The key reason of the demand gap in China is the country’s pace of return to normalcy.

According to the World Steel Association (WSA), reduction in global steel demand this year will be mitigated by an expected faster recovery in China, compared to the rest of the world. The association expects Chinese steel demand to increase by 1 per cent in 2020. In contrast, steel demand in developed economies is expected to decline by 17 per cent. 

Acharya expects sustenance in exports to China, as it pushes up domestic capital expenditure to spur demand. 

RINL, too, said that for the next few months, China will have the lion’s share of exported semis. 

However, Jayanta Roy, senior vice-president at ICRA, expressed concerns over exports of semis. “According to data, India exported close to 0.3 mt of semis in April, which was over 40 per cent of the country’s total steel exports for the month — significantly higher than the levels in the previous two years. While exports provided some relief to steelmakers in the near-absence of domestic demand, export of low-value added steel doesn’t augur well for the country’s steel sector in the medium-to-long term,” he said.  

Steel firms have been resorting to exports to tide over weak domestic demand, with industrial activity yet to restart in India. 

Acharya said exports were driving business. “For us, export dependency will be high for the next few months.” 

He added that demand from South-East Asia was healthy. “Supply gaps from Japan and South Korea, caused by the shutdown, has created a demand gap. There has been gradual improvement in demand from West Asia,” said Acharya. 

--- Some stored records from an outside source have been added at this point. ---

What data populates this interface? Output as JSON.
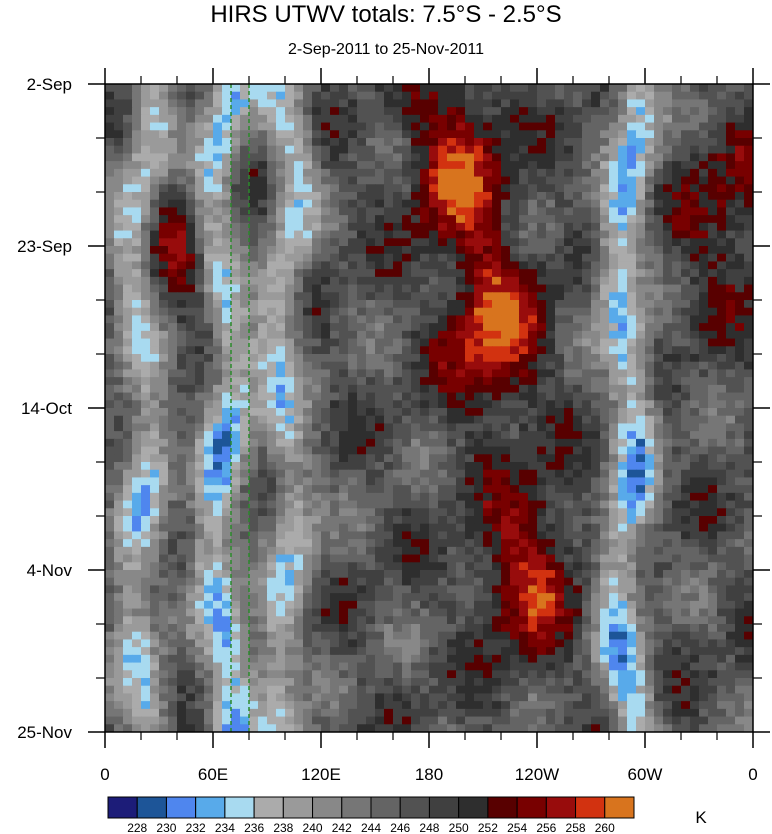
{
  "chart_data": {
    "type": "heatmap",
    "title": "HIRS UTWV totals: 7.5°S - 2.5°S",
    "subtitle": "2-Sep-2011 to 25-Nov-2011",
    "x_ticks": [
      "0",
      "60E",
      "120E",
      "180",
      "120W",
      "60W",
      "0"
    ],
    "y_ticks": [
      "2-Sep",
      "23-Sep",
      "14-Oct",
      "4-Nov",
      "25-Nov"
    ],
    "x_range": [
      0,
      360
    ],
    "y_range": [
      "2011-09-02",
      "2011-11-25"
    ],
    "colorbar": {
      "unit": "K",
      "levels": [
        228,
        230,
        232,
        234,
        236,
        238,
        240,
        242,
        244,
        246,
        248,
        250,
        252,
        254,
        256,
        258,
        260
      ],
      "colors": [
        "#1c1c78",
        "#1d5598",
        "#4f86ee",
        "#58aaea",
        "#a8daf0",
        "#ababab",
        "#9a9a9a",
        "#888888",
        "#767676",
        "#646464",
        "#525252",
        "#404040",
        "#2e2e2e",
        "#580000",
        "#780000",
        "#980c0c",
        "#d23210",
        "#d8741e"
      ]
    },
    "reference_lines": {
      "color": "#2a8a2a",
      "style": "dashed",
      "x": [
        "70E",
        "80E"
      ]
    },
    "fields": {
      "cold_bands_K": [
        {
          "lon": 20,
          "value": 235
        },
        {
          "lon": 65,
          "value": 233
        },
        {
          "lon": 100,
          "value": 236
        },
        {
          "lon": 290,
          "value": 233
        }
      ],
      "warm_regions_K": [
        {
          "lon": 195,
          "date": "2011-09-12",
          "value": 259
        },
        {
          "lon": 215,
          "date": "2011-10-04",
          "value": 260
        },
        {
          "lon": 235,
          "date": "2011-11-04",
          "value": 258
        },
        {
          "lon": 45,
          "date": "2011-09-25",
          "value": 254
        },
        {
          "lon": 345,
          "date": "2011-09-20",
          "value": 254
        }
      ]
    }
  }
}
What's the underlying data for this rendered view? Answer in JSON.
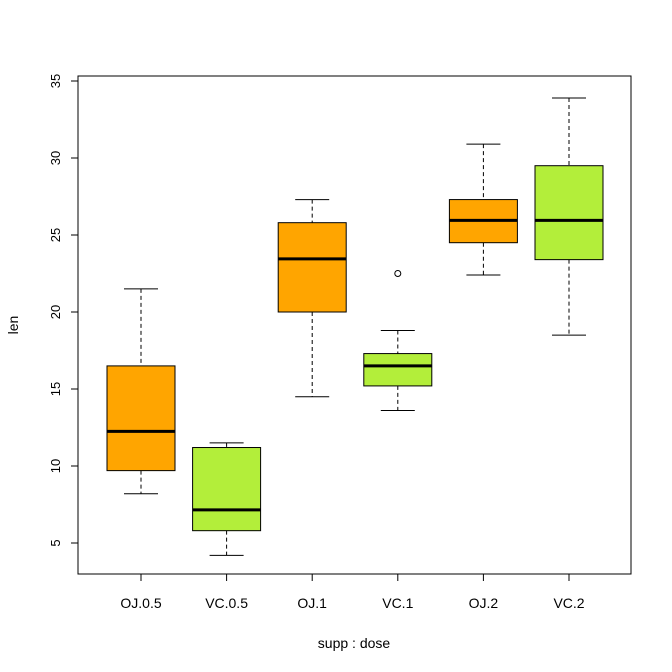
{
  "chart_data": {
    "type": "box",
    "xlabel": "supp : dose",
    "ylabel": "len",
    "ylim": [
      3,
      35
    ],
    "yticks": [
      5,
      10,
      15,
      20,
      25,
      30,
      35
    ],
    "colors": {
      "OJ": "#FFA500",
      "VC": "#B3EE3A"
    },
    "boxes": [
      {
        "label": "OJ.0.5",
        "group": "OJ",
        "whisker_low": 8.2,
        "q1": 9.7,
        "median": 12.25,
        "q3": 16.5,
        "whisker_high": 21.5,
        "outliers": []
      },
      {
        "label": "VC.0.5",
        "group": "VC",
        "whisker_low": 4.2,
        "q1": 5.8,
        "median": 7.15,
        "q3": 11.2,
        "whisker_high": 11.5,
        "outliers": []
      },
      {
        "label": "OJ.1",
        "group": "OJ",
        "whisker_low": 14.5,
        "q1": 20.0,
        "median": 23.45,
        "q3": 25.8,
        "whisker_high": 27.3,
        "outliers": []
      },
      {
        "label": "VC.1",
        "group": "VC",
        "whisker_low": 13.6,
        "q1": 15.2,
        "median": 16.5,
        "q3": 17.3,
        "whisker_high": 18.8,
        "outliers": [
          22.5
        ]
      },
      {
        "label": "OJ.2",
        "group": "OJ",
        "whisker_low": 22.4,
        "q1": 24.5,
        "median": 25.95,
        "q3": 27.3,
        "whisker_high": 30.9,
        "outliers": []
      },
      {
        "label": "VC.2",
        "group": "VC",
        "whisker_low": 18.5,
        "q1": 23.4,
        "median": 25.95,
        "q3": 29.5,
        "whisker_high": 33.9,
        "outliers": []
      }
    ]
  }
}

Most firms have ramped up production since April; a major driver has been exports. Till demand in the domestic market normalises, the trend will continue. 

Acharya expects demand to be at 80 per cent-levels by October-December, and return to pre-Covid levels by January-March.  “Normalisation of demand in the domestic market will be sector-specific. Construction, accounting for 60 per cent of steel usage, will improve first on the assumption of government pushing the infrastructure pipeline,” explained Acharya.